Common scab disease is a soil-borne disease caused by bacteria-like organisms. Fofana said a mail-out survey of Canadian potato growers in 2003 found that 82 per cent of farms reported a scab problem. Scab was most prevalent in Eastern Canada, especially Quebec, but less so in Western Canada. No systematic survey has been conducted since.

Although safe to eat, scab-affected potatoes carry unsightly scabby lesions making them impossible to sell to the fresh vegetable market.

“No one wants a potato in a grocery bag that looks like a rock,” said Fofana.

The lesions also make potatoes hard to peel, resulting in a lot of food waste. Fofana said a severe infection can cause a potato to lose up to 90 per cent of its flesh.

AAFC estimates the disease costs producers $17 million a year in potato food waste and lost revenue. Cultural and chemical practices provide some disease control. But the only successful control will have to be breeding resistant varieties through genetic research.

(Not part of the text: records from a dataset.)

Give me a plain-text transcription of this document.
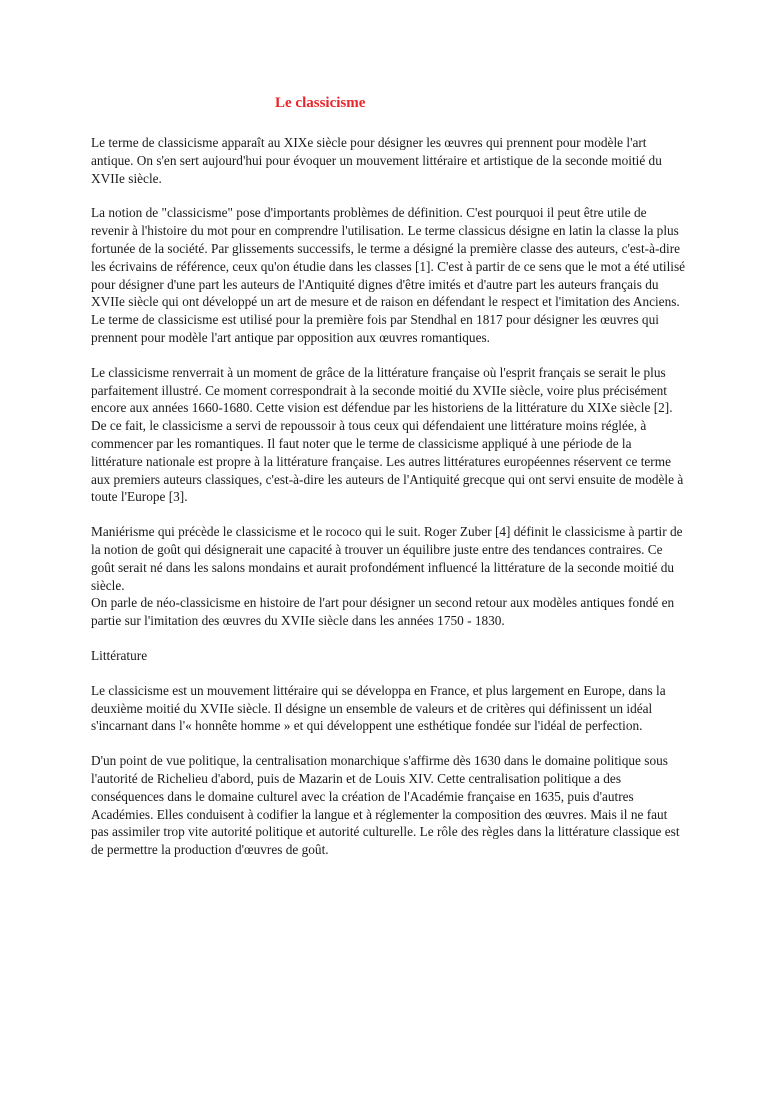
Le classicisme

Le terme de classicisme apparaît au XIXe siècle pour désigner les œuvres qui prennent pour modèle l'art antique. On s'en sert aujourd'hui pour évoquer un mouvement littéraire et artistique de la seconde moitié du XVIIe siècle.

La notion de "classicisme" pose d'importants problèmes de définition. C'est pourquoi il peut être utile de revenir à l'histoire du mot pour en comprendre l'utilisation. Le terme classicus désigne en latin la classe la plus fortunée de la société. Par glissements successifs, le terme a désigné la première classe des auteurs, c'est-à-dire les écrivains de référence, ceux qu'on étudie dans les classes [1]. C'est à partir de ce sens que le mot a été utilisé pour désigner d'une part les auteurs de l'Antiquité dignes d'être imités et d'autre part les auteurs français du XVIIe siècle qui ont développé un art de mesure et de raison en défendant le respect et l'imitation des Anciens. Le terme de classicisme est utilisé pour la première fois par Stendhal en 1817 pour désigner les œuvres qui prennent pour modèle l'art antique par opposition aux œuvres romantiques.

Le classicisme renverrait à un moment de grâce de la littérature française où l'esprit français se serait le plus parfaitement illustré. Ce moment correspondrait à la seconde moitié du XVIIe siècle, voire plus précisément encore aux années 1660-1680. Cette vision est défendue par les historiens de la littérature du XIXe siècle [2]. De ce fait, le classicisme a servi de repoussoir à tous ceux qui défendaient une littérature moins réglée, à commencer par les romantiques. Il faut noter que le terme de classicisme appliqué à une période de la littérature nationale est propre à la littérature française. Les autres littératures européennes réservent ce terme aux premiers auteurs classiques, c'est-à-dire les auteurs de l'Antiquité grecque qui ont servi ensuite de modèle à toute l'Europe [3].

Maniérisme qui précède le classicisme et le rococo qui le suit. Roger Zuber [4] définit le classicisme à partir de la notion de goût qui désignerait une capacité à trouver un équilibre juste entre des tendances contraires. Ce goût serait né dans les salons mondains et aurait profondément influencé la littérature de la seconde moitié du siècle.

On parle de néo-classicisme en histoire de l'art pour désigner un second retour aux modèles antiques fondé en partie sur l'imitation des œuvres du XVIIe siècle dans les années 1750 - 1830.

Littérature

Le classicisme est un mouvement littéraire qui se développa en France, et plus largement en Europe, dans la deuxième moitié du XVIIe siècle. Il désigne un ensemble de valeurs et de critères qui définissent un idéal s'incarnant dans l'« honnête homme » et qui développent une esthétique fondée sur l'idéal de perfection.

D'un point de vue politique, la centralisation monarchique s'affirme dès 1630 dans le domaine politique sous l'autorité de Richelieu d'abord, puis de Mazarin et de Louis XIV. Cette centralisation politique a des conséquences dans le domaine culturel avec la création de l'Académie française en 1635, puis d'autres Académies. Elles conduisent à codifier la langue et à réglementer la composition des œuvres. Mais il ne faut pas assimiler trop vite autorité politique et autorité culturelle. Le rôle des règles dans la littérature classique est de permettre la production d'œuvres de goût.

AAFC’s hunt for resistant genes involves a molecular biological procedure known as gene expression profiling. Genes can be “expressed” when an enzyme “transcribes” a potato’s DNA into a complementary RNA string of text called MessengerRNA (mRNA). Comparative gene expression profiling measures the activity (or expression) of thousands of genes at once.

A gene producing lots of mRNA is called “up-regulated” while a gene producing little or no mRNA is termed “down-regulated.”

The AAFC project centres around two potato varieties: Hindenburg, which is more resistant to scab, and Green Mountain, which is less resistant. Using comparative gene expression profiling, the research team identified 273 different genes in 34 biochemical pathways (connected biological reactions supporting one another) that differentiate Green Mountain and Hindenburg and might be responsible for scab resistance.

Fofana said researchers came away with a few genes which make Hindenburg more resistant to scab as compared to Green Mountain. The next step is to do genetic mapping to identify those genes associated with scab resistance. After that, the data will be handed off to breeders who will conduct trials in the greenhouse next winter and then later in the field to see if what works indoors also does so outside.

The end goal is to provide potato growers with scab-resistant varieties producing less waste and better financial returns, AAFC says.